I used the camera to take pictures of a FLAT object with marked points. I matched the points by hand (which means there should not be obvious mistake exists about the raw material). But the result turned out to be a surface with a little bit banding.
I guess this might be due to the reason pictures did not processed with distortions (but actually I remember I did).
I just want to know whether this method to solve the 3D reconstruction issue right? Especially when we already know the camera intrinsic matrix.
Edit by JCraft at Aug.4: I have redone the process and got some pictures showing the problem, I will write another question with detail then post the link.

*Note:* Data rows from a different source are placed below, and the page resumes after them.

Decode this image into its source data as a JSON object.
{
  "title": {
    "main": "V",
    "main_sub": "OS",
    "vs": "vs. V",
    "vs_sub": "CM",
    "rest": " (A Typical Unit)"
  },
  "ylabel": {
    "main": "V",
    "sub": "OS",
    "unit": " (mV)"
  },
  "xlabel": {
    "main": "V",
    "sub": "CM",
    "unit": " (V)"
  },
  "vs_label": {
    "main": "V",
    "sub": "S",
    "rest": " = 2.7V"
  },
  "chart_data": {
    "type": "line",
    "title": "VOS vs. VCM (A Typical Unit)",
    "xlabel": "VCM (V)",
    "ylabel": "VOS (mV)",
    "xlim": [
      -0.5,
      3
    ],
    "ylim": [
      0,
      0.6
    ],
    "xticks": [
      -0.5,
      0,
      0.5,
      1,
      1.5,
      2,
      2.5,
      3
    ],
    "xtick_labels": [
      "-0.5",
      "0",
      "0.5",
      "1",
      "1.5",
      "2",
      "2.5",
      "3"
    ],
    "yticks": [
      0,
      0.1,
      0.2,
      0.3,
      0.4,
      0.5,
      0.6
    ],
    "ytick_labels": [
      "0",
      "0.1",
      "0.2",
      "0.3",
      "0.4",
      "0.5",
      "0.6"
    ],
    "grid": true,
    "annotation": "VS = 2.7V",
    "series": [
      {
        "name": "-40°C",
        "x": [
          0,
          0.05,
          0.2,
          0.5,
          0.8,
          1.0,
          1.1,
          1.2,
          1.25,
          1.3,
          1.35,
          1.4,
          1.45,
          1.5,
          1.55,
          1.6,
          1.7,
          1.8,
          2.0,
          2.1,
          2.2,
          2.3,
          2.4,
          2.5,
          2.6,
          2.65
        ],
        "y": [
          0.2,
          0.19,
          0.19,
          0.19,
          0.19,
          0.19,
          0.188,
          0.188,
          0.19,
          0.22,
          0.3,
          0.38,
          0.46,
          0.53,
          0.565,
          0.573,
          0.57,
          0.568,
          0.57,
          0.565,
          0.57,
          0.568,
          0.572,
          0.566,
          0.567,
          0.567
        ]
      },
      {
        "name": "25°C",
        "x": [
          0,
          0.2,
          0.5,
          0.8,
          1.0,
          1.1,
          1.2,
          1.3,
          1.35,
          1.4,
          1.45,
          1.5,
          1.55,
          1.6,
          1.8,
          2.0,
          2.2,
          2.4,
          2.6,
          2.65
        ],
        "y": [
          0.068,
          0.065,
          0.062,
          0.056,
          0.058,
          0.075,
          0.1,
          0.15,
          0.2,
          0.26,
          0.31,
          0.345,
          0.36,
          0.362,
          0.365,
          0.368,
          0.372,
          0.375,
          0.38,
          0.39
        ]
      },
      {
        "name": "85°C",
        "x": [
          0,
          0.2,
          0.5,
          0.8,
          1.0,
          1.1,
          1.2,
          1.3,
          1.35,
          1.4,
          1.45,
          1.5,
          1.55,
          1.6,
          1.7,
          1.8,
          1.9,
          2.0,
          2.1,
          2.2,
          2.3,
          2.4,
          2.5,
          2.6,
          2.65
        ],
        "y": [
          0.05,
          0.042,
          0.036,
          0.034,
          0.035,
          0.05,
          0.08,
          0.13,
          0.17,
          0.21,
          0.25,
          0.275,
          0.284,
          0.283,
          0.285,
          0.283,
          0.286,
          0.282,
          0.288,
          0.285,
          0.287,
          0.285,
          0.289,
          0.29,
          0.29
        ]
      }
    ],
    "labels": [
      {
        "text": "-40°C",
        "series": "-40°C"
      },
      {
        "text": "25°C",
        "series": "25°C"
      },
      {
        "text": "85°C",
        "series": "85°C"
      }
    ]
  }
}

Edit by JCraft at Aug.4: I have posted a new question: Calibrated camera get matched points for 3D reconstruction, ideal test failed. And #Schorsch really appreciate your help formatting my question. I will try to learn how to do inputs in SO and also try to improve my gramma. Thanks!
If you only have the fundamental matrix and the intrinsics, you can only get a reconstruction up to scale. That is your translation vector t is in some unknown units. You can get the 3D points in real units in several ways:
You need to have some reference points in the world with known distances between them. This way you can compute their coordinates in your unknown units and calculate the scale factor to convert your unknown units into real units.
You need to know the extrinsics of each camera relative to a common coordinate system. For example, you can have a checkerboard calibration pattern somewhere in your scene that you can detect and compute extrinsics from. See this example. By the way, if you know the extrinsics, you can compute the Fundamental matrix and the camera projection matrices directly, without having to match points.
You can do stereo calibration to estimate the R and the t between the cameras, which would also give you the Fundamental and the Essential matrices. See this example.
Flat objects are critical surfaces, not possible to achive your goal from them. try adding two (or more) points off the plane (see Hartley and Zisserman or other text on the matter if still interested)

MATLAB - What are the units of Matlab Camera Calibration Toolbox

When showing the extrinsic parameters of calibration (the 3D model including the camera position and the position of the calibration checkerboards), the toolbox does not include units for the axes. It seemed logical to assume that they are in mm, but the z values displayed can not possibly be correct if they are indeed in mm. I'm assuming that there is some transformation going on, perhaps having to do with optical coordinates and units, but I can't figure it out from the documentation. Has anyone solved this problem?
If you marked the side length of your squares in mm, then the z-distance shown would be in mm.
I know next to nothing about matlabs (not entirely true but i avoid matlab wherever I can, and that would be almost always possible) tracking utilities but here's some general info.
Pixel dimension on the sensor has nothing to do with the size of the pixel on screen, or in model space. For all purposes a camera produces a picture that has no meaningful units. A tracking process is unaware of the scale of the scene. (the perspective projection takes care of that). You can re insert a scale by taking 2 tracked points and measuring the distance between those points. This is the solver spaces distance is pretty much arbitrary. Now if you know the real distance between these points you can get a conversion factor. By doing:
real distance / solver space distance.
There's really now way to knowing this distance form the cameras settings as the camera is unable to differentiate between different scales of scenes. So a perfect 1:100 replica is no different for the solver than the real deal. So you must allays relate to something you can measure separately for each measuring session. The camera always produces something that's relative in nature.